Carl Schirm found fame during his lifetime through his monumental landscape paintings of the Orient. The National Gallery of Berlin, the Rudolphinum in Prague and the Museum of Wiesbaden, coincidentally his place of birth, have all acquired works for their collections (Thieme-Becker).
Schirm studied at Karlsruhe Academy under Hans Fredrik Gude and Eugen Bracht. In 1880/1881, along with Bracht, he travelled to Syria, Palestine and Egypt, creating numerous sketches of landscapes upon which he based his grandiose landscape vedute after his return. Our painting was created in 1884 in Breslau. The date and title of the work, as well as the price of 2500 RM, can be found on a label on the reverse, written by hand and likely by the artist himself.

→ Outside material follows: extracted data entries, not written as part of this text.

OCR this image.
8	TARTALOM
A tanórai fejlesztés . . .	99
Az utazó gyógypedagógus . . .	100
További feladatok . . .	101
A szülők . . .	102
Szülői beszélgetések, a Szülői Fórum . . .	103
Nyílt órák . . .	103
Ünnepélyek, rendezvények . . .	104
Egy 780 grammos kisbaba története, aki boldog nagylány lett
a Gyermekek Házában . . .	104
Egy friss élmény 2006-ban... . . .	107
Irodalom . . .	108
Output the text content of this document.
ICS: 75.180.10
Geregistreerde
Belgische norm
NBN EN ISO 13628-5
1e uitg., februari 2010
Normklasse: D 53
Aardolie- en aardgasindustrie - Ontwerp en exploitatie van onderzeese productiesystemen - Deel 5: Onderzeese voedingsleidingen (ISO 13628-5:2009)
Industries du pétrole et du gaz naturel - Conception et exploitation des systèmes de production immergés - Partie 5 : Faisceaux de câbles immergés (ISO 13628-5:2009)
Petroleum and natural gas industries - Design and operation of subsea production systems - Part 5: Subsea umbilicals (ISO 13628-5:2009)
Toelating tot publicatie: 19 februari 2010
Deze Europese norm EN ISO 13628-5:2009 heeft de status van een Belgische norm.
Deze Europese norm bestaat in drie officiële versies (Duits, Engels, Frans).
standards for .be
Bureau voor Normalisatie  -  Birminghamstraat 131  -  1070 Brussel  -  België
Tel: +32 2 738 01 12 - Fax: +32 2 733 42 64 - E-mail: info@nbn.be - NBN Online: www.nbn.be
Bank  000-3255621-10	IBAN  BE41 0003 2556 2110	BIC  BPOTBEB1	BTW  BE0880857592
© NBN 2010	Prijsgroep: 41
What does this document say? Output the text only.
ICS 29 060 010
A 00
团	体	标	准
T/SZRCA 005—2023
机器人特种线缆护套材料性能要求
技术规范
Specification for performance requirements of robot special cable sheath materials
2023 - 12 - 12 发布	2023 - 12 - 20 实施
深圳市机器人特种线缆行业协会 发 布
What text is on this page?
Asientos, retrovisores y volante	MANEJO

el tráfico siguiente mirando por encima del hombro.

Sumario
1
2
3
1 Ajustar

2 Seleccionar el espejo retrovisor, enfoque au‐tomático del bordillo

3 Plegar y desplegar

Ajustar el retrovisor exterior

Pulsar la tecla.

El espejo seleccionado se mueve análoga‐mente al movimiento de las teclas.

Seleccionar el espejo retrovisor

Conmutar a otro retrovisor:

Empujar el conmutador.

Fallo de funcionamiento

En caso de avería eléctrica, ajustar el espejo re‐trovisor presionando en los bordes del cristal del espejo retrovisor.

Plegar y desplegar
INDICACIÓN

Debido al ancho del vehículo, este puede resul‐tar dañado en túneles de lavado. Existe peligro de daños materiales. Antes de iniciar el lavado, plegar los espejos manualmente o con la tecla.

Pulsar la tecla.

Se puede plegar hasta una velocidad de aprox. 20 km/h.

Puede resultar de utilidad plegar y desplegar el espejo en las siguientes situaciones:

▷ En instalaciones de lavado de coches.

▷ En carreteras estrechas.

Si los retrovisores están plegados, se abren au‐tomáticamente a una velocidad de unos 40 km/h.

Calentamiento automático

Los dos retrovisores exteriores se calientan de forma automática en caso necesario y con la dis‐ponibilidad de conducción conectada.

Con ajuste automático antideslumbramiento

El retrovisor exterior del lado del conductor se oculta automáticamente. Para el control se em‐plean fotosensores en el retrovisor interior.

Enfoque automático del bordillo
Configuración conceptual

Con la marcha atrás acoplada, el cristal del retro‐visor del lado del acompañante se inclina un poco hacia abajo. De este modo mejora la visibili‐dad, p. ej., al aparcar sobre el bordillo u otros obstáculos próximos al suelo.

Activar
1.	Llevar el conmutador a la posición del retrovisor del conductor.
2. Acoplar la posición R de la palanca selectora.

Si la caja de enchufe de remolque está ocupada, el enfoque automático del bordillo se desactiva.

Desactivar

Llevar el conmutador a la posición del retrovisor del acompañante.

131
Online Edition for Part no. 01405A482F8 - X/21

The painting depicts the mountain Jebel el-Deir. To Christians, it is the so-called Cloister Mountain, north of the St. Catherine's Cloister, that in turn is the site of the Miracle of the Burning Bush. Before the monumental mountain is the gravesite of Sheikh Nabi Saleh and ruins of ancient dwellings (c. 3000-2700 B.C.). In the midst of the ruins, Schirm depicts a group of Sinai Bedouins. F. v. Bötticher (op.cit.) refers to another view of Jebel el-Deir mountain with the gravesite of the Sheikh, much-revered by Moslems, dated 1883. The whereabouts of said painting is however unknown.
Provenance
Private possession, Germany
Literature
F. von Boetticher: Malerwerke des 19. Jahrhunderts, Bd. II. Nr. 13.